What’s Next? The Silicon Valley Investors Talk
Jan 06

Written by Diana Plačiakienė

The season of Joy and sparkles is officially over, so let’s get back to work. The world of startups that never sleeps is definitely curious about “what’s next, exciting, selling”. Media lives on forecasts and trends, but what do the SV money people say?

I interviewed two Silicon Valley startup gurus/investors on their view about the upcoming trends in 2014.

Bill Reichert is the Managing Director at Garage Technology ventures, one of the first SV Venture Capital firms, founded in 1998. Bill is also a serial entrepreneur, mentor and one of my favorite SV speakers.

Garage Technology ventures has been long involved in training young entrepreneurs, and its founding partner, Guy Kawasaki, wrote a great book, “The Art to Start”, a must- read for every young entrepreneur.   
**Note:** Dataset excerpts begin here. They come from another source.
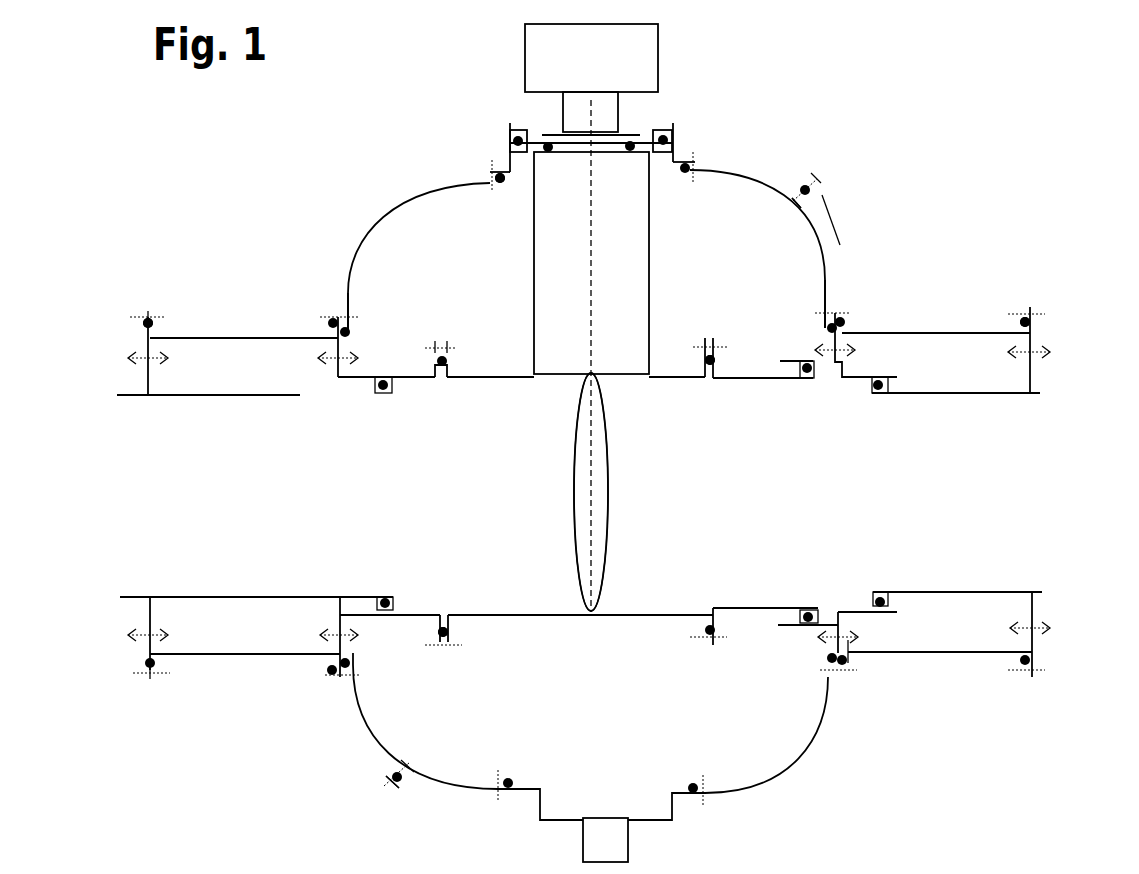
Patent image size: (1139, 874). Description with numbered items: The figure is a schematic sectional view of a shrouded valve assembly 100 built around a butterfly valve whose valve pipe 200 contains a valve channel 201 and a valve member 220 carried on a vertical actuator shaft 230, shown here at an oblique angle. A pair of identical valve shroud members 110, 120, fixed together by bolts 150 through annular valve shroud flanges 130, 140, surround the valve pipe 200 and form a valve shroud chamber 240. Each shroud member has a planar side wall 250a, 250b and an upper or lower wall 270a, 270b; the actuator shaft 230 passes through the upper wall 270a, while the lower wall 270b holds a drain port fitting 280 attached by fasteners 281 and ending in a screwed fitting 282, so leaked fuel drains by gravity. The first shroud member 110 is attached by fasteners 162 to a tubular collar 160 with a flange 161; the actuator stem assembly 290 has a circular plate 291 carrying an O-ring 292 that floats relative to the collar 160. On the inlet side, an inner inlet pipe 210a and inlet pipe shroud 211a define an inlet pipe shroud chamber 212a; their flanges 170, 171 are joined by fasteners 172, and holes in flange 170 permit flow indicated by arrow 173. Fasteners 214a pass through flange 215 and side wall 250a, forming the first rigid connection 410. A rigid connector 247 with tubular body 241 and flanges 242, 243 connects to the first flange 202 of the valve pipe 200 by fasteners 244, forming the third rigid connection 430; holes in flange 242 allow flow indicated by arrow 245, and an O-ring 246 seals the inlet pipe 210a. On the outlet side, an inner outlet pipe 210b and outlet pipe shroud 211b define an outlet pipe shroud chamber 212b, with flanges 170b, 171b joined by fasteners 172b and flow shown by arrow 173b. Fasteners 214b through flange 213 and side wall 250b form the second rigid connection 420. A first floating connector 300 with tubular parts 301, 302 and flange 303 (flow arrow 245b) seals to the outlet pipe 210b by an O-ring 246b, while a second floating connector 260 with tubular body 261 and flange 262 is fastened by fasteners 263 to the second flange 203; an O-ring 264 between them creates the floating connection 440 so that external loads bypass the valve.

The shrouded valve assembly 100 is at (898, 233).
The first valve shroud member 110 is at (378, 232).
The second valve shroud member 120 is at (808, 227).
The valve shroud flange 130 is at (813, 176).
The valve shroud flange 140 is at (822, 183).
The bolt 150 is at (843, 232).
The tubular collar 160 is at (673, 137).
The flange 161 is at (680, 167).
The fastener 162 is at (490, 162).
The flange 170 is at (147, 380).
The flange 170b is at (1032, 375).
The flange 171 is at (155, 333).
The flange 171b is at (1022, 332).
The fastener 172 is at (143, 311).
The fastener 172b is at (1037, 312).
The double-headed arrow 173 is at (140, 350).
The double-headed arrow 173b is at (1037, 630).
The valve pipe 200 is at (578, 496).
The valve channel 201 is at (618, 492).
The first flange 202 is at (452, 648).
The second flange 203 is at (705, 645).
The inner inlet pipe 210a is at (278, 595).
The inner outlet pipe 210b is at (945, 592).
The inlet pipe shroud 211a is at (242, 655).
The outlet pipe shroud 211b is at (930, 652).
The inlet pipe shroud chamber 212a is at (255, 496).
The outlet pipe shroud chamber 212b is at (942, 492).
The flange 213 is at (843, 330).
The fastener 214a is at (347, 315).
The fastener 214b is at (822, 313).
The flange 215 is at (333, 330).
The valve member 220 is at (608, 560).
The actuator shaft 230 is at (592, 323).
The valve shroud chamber 240 is at (549, 454).
The tubular body 241 is at (412, 378).
The flange 242 is at (338, 367).
The flange 243 is at (437, 623).
The fastener 244 is at (433, 647).
The double-headed arrow 245 is at (333, 645).
The double-headed arrow 245b is at (853, 348).
The O-ring 246 is at (386, 598).
The O-ring 246b is at (883, 392).
The rigid connector 247 is at (412, 597).
The planar side wall 250a is at (353, 303).
The planar side wall 250b is at (835, 300).
The second floating connector 260 is at (765, 393).
The tubular body 261 is at (742, 606).
The flange 262 is at (717, 370).
The fastener 263 is at (698, 343).
The O-ring 264 is at (808, 378).
The upper wall 270a is at (500, 190).
The lower wall 270b is at (517, 780).
The drain port fitting 280 is at (677, 813).
The fastener 281 is at (705, 800).
The screwed fitting 282 is at (617, 840).
The actuator stem assembly 290 is at (493, 96).
The circular plate 291 is at (640, 140).
The O-ring 292 is at (510, 142).
The first floating connector 300 is at (847, 385).
The tubular part 301 is at (795, 627).
The tubular part 302 is at (857, 612).
The flange 303 is at (850, 645).
The first rigid connection 410 is at (307, 302).
The second rigid connection 420 is at (878, 680).
The third rigid connection 430 is at (457, 385).
The floating connection 440 is at (797, 592).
What does Bill Reichert say?  He has two different perspectives. Historically, when they started the Garage, their approach was “ if it’s hot, it’s too late”.  Garage Technology ventures is an early seed investment firm and since the trends change fast, catching “ what’s next” doesn’t work for them. They invest wide open, in many industries. Trends are fun, interesting, but are they useful? According to Bill, most entrepreneurs don’t sit with a clean slate and think: what I’m going to do with this trend/trends? What happens is that you usually stumble into some kind of problem that doesn’t have a good solution. Then you talk to your buddies to see if you can all solve it, and if it’s interesting enough to commit your careers to that.

Bill thinks that for a while we got way skewed into Social- Local- Mobile- Gaming- Consumer space thing where everybody and their brother was hacking an app. We kept getting huge successes like Facebook, Twitter, Instagram, now Snapchat, that are impossible to replicate. They’re like a lottery ticket, non- replicable.

On the other hand, over the last year Bill R. sees a rebalancing in the Enterprise space, Data analytics, Cloud, Security. These are not new trends, but they’re the next wave. The Consumer space got really crowded and the Enterprise is getting much more attention and innovation. The biggest trend, Bill says, is the universality of innovation- there is so much innovation going on across the sectors, around the globe. Even the Higher Education, that is more resistant to change than Church, is changing.

Bill suggests to rely on your talents, knowledge, experience, and focus on solving real problems. It’s wide open, he says, go change the World!

My second interviewee, Dave Feinleib, investor, entrepreneur, speaker, popular blogger, author of two books (Why Startups Fail and How Yours Can Succeed and The Big Data Demystified – good read for Big Data novices)

Dave Feinleib (a.k.a VC Dave) sees four big waves: Big Data- Social- Mobile- Cloud. 

Big Data is definitely going to stay, Dave says, it’s a 10 year trend.  Most waves last about 10 years. For Social- 2014 will mark 10 years of Facebook. There has been a lot of activity in social arena and to succeed there, you have offer something very different. Dave is especially interested in the intersection of two or more trends: Big Data & Mobile, Big data & Cloud, Mobile & Social. Dave F. illustrates this trend himself. He has three businesses – Speechpad, The Big Data Group and Content Analytics,  and combine multiple trends.

Still, one of the biggest thing for him – do something you’re totally passionate about. He started Speechpad because he couldn’t find a well functioning “ voice to text “ device for his voicemail. Today, Speechpad offers transcriptions and translations for Video SEO, captioning and subtitling. He uses the tool for another business- The Big Data Group, a global media company. All of his 3 businesses are built on each other and respond to his passion for a variety of things.

The main lessons from the two conversations, as well as comments of other investors boil down to the following: trends matter, but having something you’re absolutely crazy about, something that can get you up at 5 o’clock in the morning, is even more important. Responding to a trend might help attract more/ quicker capital, but trends, inconveniently, change fast. New trends might emerge even quicker than you’re ready to launch your so- trendy- but so yesterday venture.

Know what’s going on, but focus on things that solve real time problems and things you believe in, even everybody else thinks it’s a complete craze. Taking a risk is a part of entrepreneurship.  Start in 2014!